Her voice was sweetly low; and when she spoke
Her words were music; and her laughter rang
So like an altar-bell that, had you heard
Its silvery sound a-ringing, you would think
Of kneeling down and worshiping the pure.

They played among the roses -- it was May --
And "hide and seek", and "seek and hide", all eve
They played together till the sun went down.
Earth held no happier hearts than theirs that day:
And tired at last she plucked a crimson rose
And gave to him, her playmate, cousin-kin;
And he went thro' the garden till he found
The whitest rose of all the roses there,
And placed it in her long, brown, waving hair.
"I give you red -- and you -- you give me white:
What is the meaning?" said she, while a smile,
As radiant as the light of angels' wings,
Swept bright across her face; the while her eyes
Seemed infinite purities half asleep
In sweetest pearls; and he did make reply:
"Sweet Ethel! white dies first; you know, the snow,
(And it is not as white as thy pure face)
Melts soon away; but roses red as mine
Will bloom when all the snow hath passed away."

She sighed a little sigh, then laughed again,
And hand in hand they walked the winding ways
Of that fair garden till they reached her home.
A good-bye and a kiss -- and he was gone.

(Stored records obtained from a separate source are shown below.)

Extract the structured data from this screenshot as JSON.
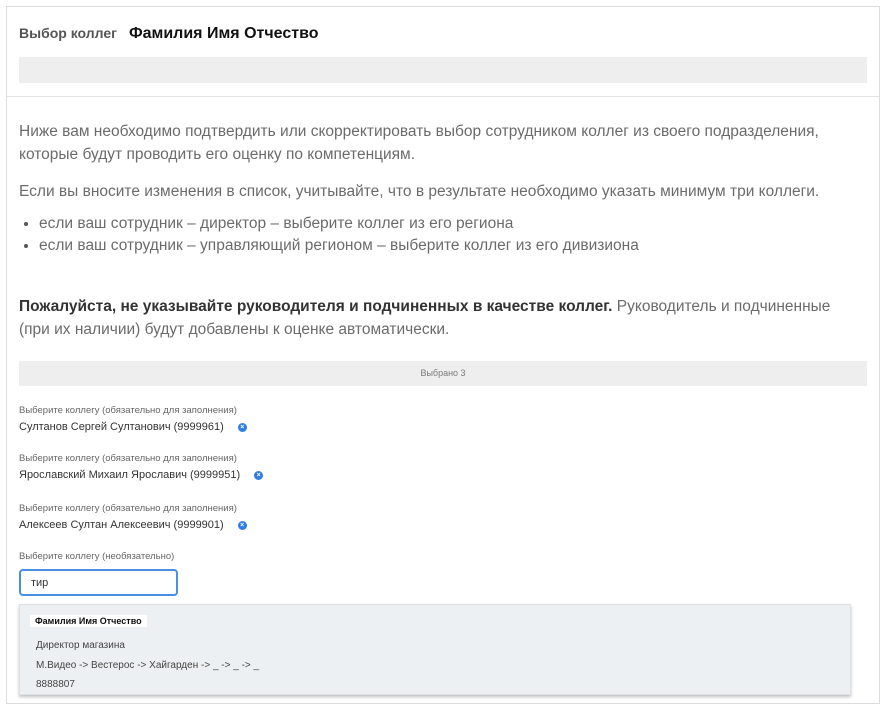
{
  "header": {
    "label": "Выбор коллег",
    "name": "Фамилия Имя Отчество"
  },
  "intro": {
    "p1": "Ниже вам необходимо подтвердить или скорректировать выбор сотрудником коллег из своего подразделения, которые будут проводить его оценку по компетенциям.",
    "p2": "Если вы вносите изменения в список, учитывайте, что в результате необходимо указать минимум три коллеги.",
    "bullets": [
      "если ваш сотрудник – директор – выберите коллег из его региона",
      "если ваш сотрудник – управляющий регионом – выберите коллег из его дивизиона"
    ],
    "p3_bold": "Пожалуйста, не указывайте руководителя и подчиненных в качестве коллег.",
    "p3_rest": " Руководитель и подчиненные (при их наличии) будут добавлены к оценке автоматически."
  },
  "selected_bar": "Выбрано 3",
  "fields": [
    {
      "label": "Выберите коллегу (обязательно для заполнения)",
      "value": "Султанов Сергей Султанович (9999961)"
    },
    {
      "label": "Выберите коллегу (обязательно для заполнения)",
      "value": "Ярославский Михаил Ярославич (9999951)"
    },
    {
      "label": "Выберите коллегу (обязательно для заполнения)",
      "value": "Алексеев Султан Алексеевич (9999901)"
    }
  ],
  "optional_field": {
    "label": "Выберите коллегу (необязательно)",
    "value": "тир"
  },
  "dropdown": {
    "name": "Фамилия Имя Отчество",
    "position": "Директор магазина",
    "path": "М.Видео -> Вестерос -> Хайгарден -> _ -> _ -> _",
    "id": "8888807"
  },
  "icons": {
    "clear": "clear-circle-icon"
  },
  "colors": {
    "accent": "#2f7de1",
    "input_border": "#4a90e2",
    "bar_bg": "#eeeeee",
    "dropdown_bg": "#edf0f2"
  }
}
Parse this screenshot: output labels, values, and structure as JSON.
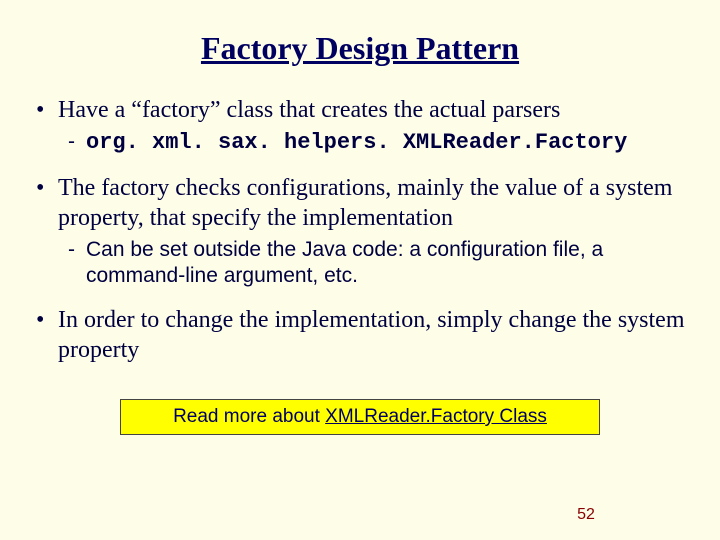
{
  "title": "Factory Design Pattern",
  "bullets": {
    "b1": {
      "text": "Have a “factory” class that creates the actual parsers",
      "sub1_code": "org. xml. sax. helpers. XMLReader.Factory"
    },
    "b2": {
      "text": "The factory checks configurations, mainly the value of a system property, that specify the implementation",
      "sub1": "Can be set outside the Java code: a configuration file, a command-line argument, etc."
    },
    "b3": {
      "text": "In order to change the implementation, simply change the system property"
    }
  },
  "readmore": {
    "prefix": "Read more about ",
    "link_text": "XMLReader.Factory Class"
  },
  "page_number": "52"
}
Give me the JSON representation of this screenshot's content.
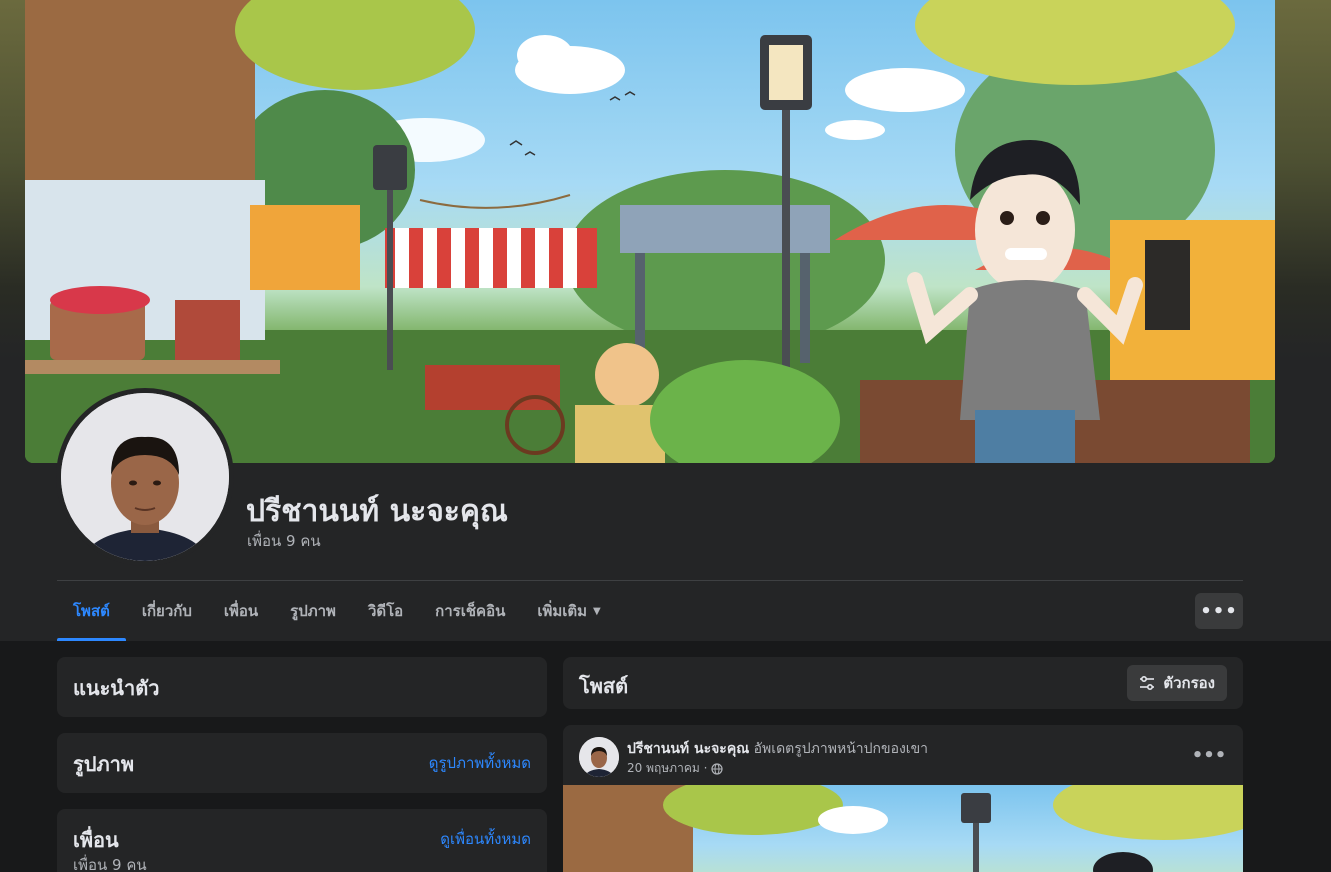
{
  "profile": {
    "name": "ปรีชานนท์ นะจะคุณ",
    "friends": "เพื่อน 9 คน"
  },
  "tabs": [
    {
      "label": "โพสต์",
      "active": true
    },
    {
      "label": "เกี่ยวกับ"
    },
    {
      "label": "เพื่อน"
    },
    {
      "label": "รูปภาพ"
    },
    {
      "label": "วิดีโอ"
    },
    {
      "label": "การเช็คอิน"
    },
    {
      "label": "เพิ่มเติม"
    }
  ],
  "intro": {
    "title": "แนะนำตัว"
  },
  "photos": {
    "title": "รูปภาพ",
    "link": "ดูรูปภาพทั้งหมด"
  },
  "friends_card": {
    "title": "เพื่อน",
    "link": "ดูเพื่อนทั้งหมด",
    "count": "เพื่อน 9 คน"
  },
  "posts_card": {
    "title": "โพสต์",
    "filter_label": "ตัวกรอง"
  },
  "post": {
    "author": "ปรีชานนท์ นะจะคุณ",
    "action": "อัพเดตรูปภาพหน้าปกของเขา",
    "date": "20 พฤษภาคม ·"
  },
  "colors": {
    "accent": "#2d88ff",
    "surface": "#242526",
    "background": "#18191a"
  },
  "icons": [
    "globe-icon",
    "filter-icon",
    "more-icon",
    "chevron-down-icon"
  ]
}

She leaned her head upon her mother's breast,
And ere she fell asleep she, sighing, called:
"Does white die first? my mother! and does red
Live longer?" And her mother wondered much
At such strange speech. She fell asleep
With murmurs on her lips of red and white.

Those children loved as only children can --
With nothing in their love save their whole selves.
When in their cradles they had been betroth'd;
They knew it in a manner vague and dim --
Unconscious yet of what betrothal meant.

The boy -- she called him Merlin -- a love name --
(And he -- he called her always Ullainee,
No matter why); the boy was full of moods.
Upon his soul and face the dark and bright
Were strangely intermingled. Hours would pass
Rippling with his bright prattle; and then, hours
Would come and go, and never hear a word
Fall from his lips, and never see a smile
Upon his face. He was so like a cloud
With ever-changeful hues, as she was like
A golden sunbeam shining on its face.

* * * * *

Ten years passed on. They parted and they met
Not often in each year; yet as they grew
In years, a consciousness unto them came
Of human love.
But it was sweet and pure.
There was no passion in it. Reverence,
Like Guardian-Angel, watched o'er Innocence.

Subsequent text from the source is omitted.